If then, the encouragement of virtue, and discouragement of vice, be the proper ends of poetry in tragedy, pity and terror, though good means, are not the only. For all the passions, in their turns, are to be set in a ferment; as joy, anger, love, fear, are to be used as the poet's common-places, and a general concernment for the principal actors is to be raised, by making them appear such in their characters, their words, and actions, as will interest the audience in their fortunes.

And if, after all, in a larger sense, pity comprehends this concernment for the good, and terror includes detestation for the bad, then let us consider whether the English have not answered this end of tragedy, as well as the ancients, or perhaps better.

And here Mr Rymer's objections against these plays are to be impartially weighed, that we may see whether they are of weight enough to turn the balance against our countrymen.

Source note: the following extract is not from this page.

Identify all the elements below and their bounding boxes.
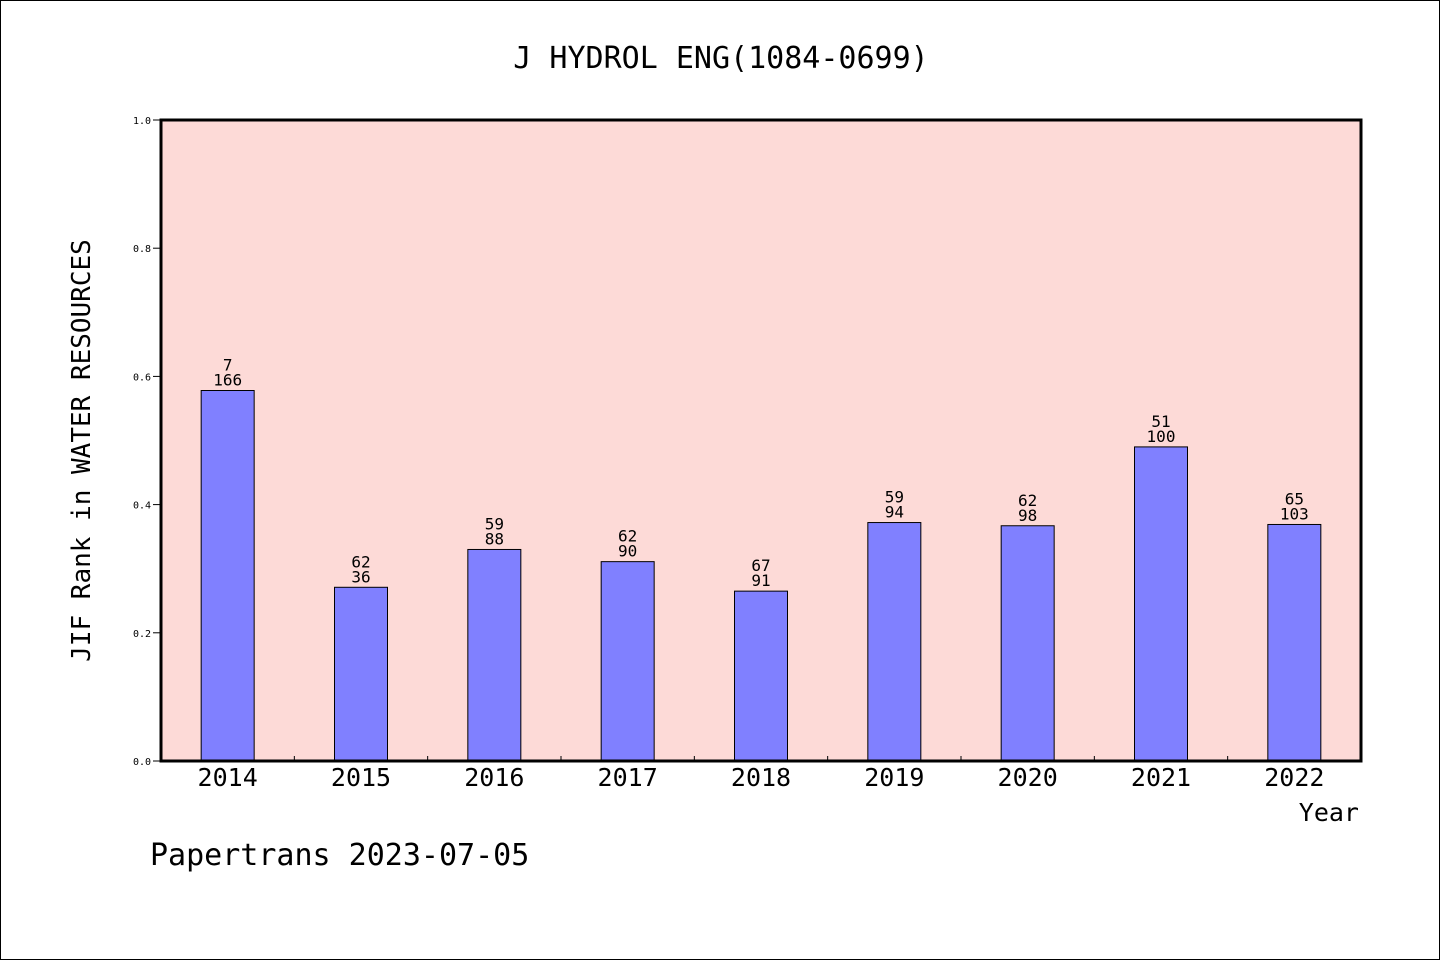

It is evident, those plays which he arraigns, have moved both those passions in a high degree upon the stage.

To give the glory of this away from the poet, and to place it upon the actors, seems unjust.[156]

One reason is, because whatever actors they have found, the event has been the same, that is, the same passions have been always moved; which shews, that there is something of force and merit in the plays themselves, conducing to the design of raising these two passions: and suppose them ever to have been excellently acted, yet action only adds grace, vigour, and more life, upon the stage, but cannot give it wholly where it is not first. But secondly, I dare appeal to those who have never seen them acted, if they have not found these two passions moved within them; and if the general voice will carry it, Mr Rymer's prejudice will take off his single testimony.

This, being matter of fact, is reasonably to be established by this appeal; as if one man says it is night, when the rest of the world conclude it to be day, there needs no farther argument against him, that it is so.

If he urge, that the general taste is depraved, his arguments to prove this can at best but evince, that our poets took not the best way to raise those passions; but experience proves against him, that those means which they have used have been successful, and have produced them.

And one reason of that success is, in my opinion, this, that Shakespeare and Fletcher have written to the genius of the age and nation in which they lived; for though nature, as he objects, is the same in all places, and reason too the same, yet the climate, the age, the disposition of the people, to whom a poet writes, may be so different, that what pleased the Greeks would not satisfy an English audience.